KATHARINA SCHLÄFT "El Che" (8) © 2009, Sonja Hubmann

DIENSTAG, 14. Mai 1946

Klassenzimmer, Córdoba (Argentinien)

Dann endlich gelang es ihr wieder die Augen zu öffnen. Sie atmete ein paar Mal tief durch und richtete ihren Blick an vorne. Okay, alles in Ordnung. Da stand ihr Lehrer und rings um sie waren ihre Klassenkameraden, oder besser gesagt, Kameradinnen. Katharina runzelte jedoch nachdenklich die Stirn. Irgendwie wirkte dennoch alles fremd. Sie versuchte sich angestrengt an die letzten Minuten zu erinnern, aber ihr Gedächtnis verweigerte jegliche Erinnerung. 

Die Stimme des Professors, der eine etwas abgetragene dunkle Hose und ein leicht verschwitztes weißes Hemd trug, war nun deutlich lauter geworden: „Catalina!“, rief er ungeduldig in einer Sprache, die Katharina zunächst etwas eigenartig anmutete. Spanisch? Obgleich sie sich bei ihrer Namensnennung „Catalina“ gar nicht so richtig betroffen fühlte, antwortete sie in astreinem Spanisch: „Verzeihung, ich hab‘ die Frage nicht ganz verstanden.“, gab sie verhalten zu. Schon wieder kicherte die gesamte Klasse. Katharina krallte sich in den abgeschundenen Holzsessel und ließ ihre dunklen Augen zögerlich durch den Klassenraum wandern. 

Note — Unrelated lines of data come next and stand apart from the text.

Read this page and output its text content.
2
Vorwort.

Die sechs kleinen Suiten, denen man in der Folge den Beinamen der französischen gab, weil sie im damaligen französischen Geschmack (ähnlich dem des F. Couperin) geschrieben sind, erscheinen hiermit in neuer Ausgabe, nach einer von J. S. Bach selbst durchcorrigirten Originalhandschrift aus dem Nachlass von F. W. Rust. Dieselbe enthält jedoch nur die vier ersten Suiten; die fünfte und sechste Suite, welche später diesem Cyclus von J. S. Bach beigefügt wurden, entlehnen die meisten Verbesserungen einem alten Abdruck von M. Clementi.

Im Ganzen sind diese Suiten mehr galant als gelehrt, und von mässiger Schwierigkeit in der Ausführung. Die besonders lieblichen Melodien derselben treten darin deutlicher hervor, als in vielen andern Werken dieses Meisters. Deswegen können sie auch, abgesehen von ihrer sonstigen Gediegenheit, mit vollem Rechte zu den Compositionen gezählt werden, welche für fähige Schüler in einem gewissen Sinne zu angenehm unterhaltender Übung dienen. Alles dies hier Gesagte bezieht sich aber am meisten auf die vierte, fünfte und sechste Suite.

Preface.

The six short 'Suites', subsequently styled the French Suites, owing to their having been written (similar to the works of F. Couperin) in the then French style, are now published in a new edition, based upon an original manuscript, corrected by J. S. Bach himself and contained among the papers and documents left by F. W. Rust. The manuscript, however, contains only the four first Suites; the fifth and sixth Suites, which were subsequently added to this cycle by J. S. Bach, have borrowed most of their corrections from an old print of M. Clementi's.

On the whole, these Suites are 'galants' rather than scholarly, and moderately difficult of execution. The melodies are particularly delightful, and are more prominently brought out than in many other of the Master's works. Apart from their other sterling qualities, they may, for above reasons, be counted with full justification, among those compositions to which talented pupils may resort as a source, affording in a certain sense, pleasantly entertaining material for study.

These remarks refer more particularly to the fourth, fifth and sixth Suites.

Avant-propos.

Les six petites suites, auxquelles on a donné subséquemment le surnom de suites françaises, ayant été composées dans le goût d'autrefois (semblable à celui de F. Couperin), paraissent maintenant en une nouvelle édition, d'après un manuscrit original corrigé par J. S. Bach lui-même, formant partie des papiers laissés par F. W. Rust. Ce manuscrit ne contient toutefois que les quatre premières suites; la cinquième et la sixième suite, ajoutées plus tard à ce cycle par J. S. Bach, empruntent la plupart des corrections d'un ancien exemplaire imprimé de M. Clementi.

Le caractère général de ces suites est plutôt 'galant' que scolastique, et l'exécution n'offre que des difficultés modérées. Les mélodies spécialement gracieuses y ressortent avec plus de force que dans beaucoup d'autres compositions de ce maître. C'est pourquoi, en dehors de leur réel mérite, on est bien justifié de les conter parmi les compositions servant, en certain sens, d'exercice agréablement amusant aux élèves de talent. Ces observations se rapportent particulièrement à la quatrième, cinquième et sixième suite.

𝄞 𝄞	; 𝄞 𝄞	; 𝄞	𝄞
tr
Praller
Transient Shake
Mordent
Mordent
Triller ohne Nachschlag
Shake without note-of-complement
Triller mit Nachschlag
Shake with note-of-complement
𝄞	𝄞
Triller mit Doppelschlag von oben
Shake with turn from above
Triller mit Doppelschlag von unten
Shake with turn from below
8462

Zu ihrer linken saß immer noch ihre beste Freundin. Wie hieß sie doch gleich? Wie weggeblasen war jedoch der Name ihrer sonnengebräunten Sitznachbarin. Auch die anderen Schülerinnen sahen irgendwie – südamerikanisch aus. Hm, überlegte sie unruhig. Wo befanden sich denn ihre männlichen Klassenkollegen? War dies immer schon eine reine Mädchenklasse gewesen? Katharina rutschte verunsichert auf ihrem Sessel hin und her. Obwohl ihr die Mädchen in der Klasse äußerlich fremd schienen, so verspürt sie doch zu vielen von ihnen eine emotionale Nähe, ganz besonders zu ihrer quirligen Sitznachbarin, deren Name ihr partout nicht einfallen wollte. Es war ein unheimliches, angstmachendes Gefühl. 

Ihr Blick fiel abermals auf den schmächtigen Lehrer, der sich soeben durch sein schwarzgelocktes, jedoch spärlich gewachsenes Haar fuhr. Hatte er nicht einmal Brillen getragen? Katharina wunderte sich über die Streiche, die ihr ihre Erinnerung spielte. Es war eine trügerische Gedankenmischung von gewohnten Gefühlen und unbekannten Eindrücken. Der Professor hatte sich allerdings mit dem Schweigen seiner verwirrten Schülerin abgefunden und kritzelte nun diverse Lehrsätze an die Tafel. Katharina übertrug die spanischen Sätze in ihr Schulheft. Ihr Blick fiel dabei auf die Datumsangabe, die sie wohl am Beginn der Stunde in die obere Seitenecke geschrieben haben musste: Dienstag, 14. Mai 1946. Hm, Dienstag? Na ja, auch gut, dachte sie, während sie versuchte den starken Holzgeruch, der sich mit dem Schweiß einiger Schülerinnen vermischt hatte, aus ihrer Nase zu bekommen. Hatte es hier herinnen immer schon so eigenartig gerochen? Und war es hier im Klassenzimmer immer schon so drückend schwül gewesen? 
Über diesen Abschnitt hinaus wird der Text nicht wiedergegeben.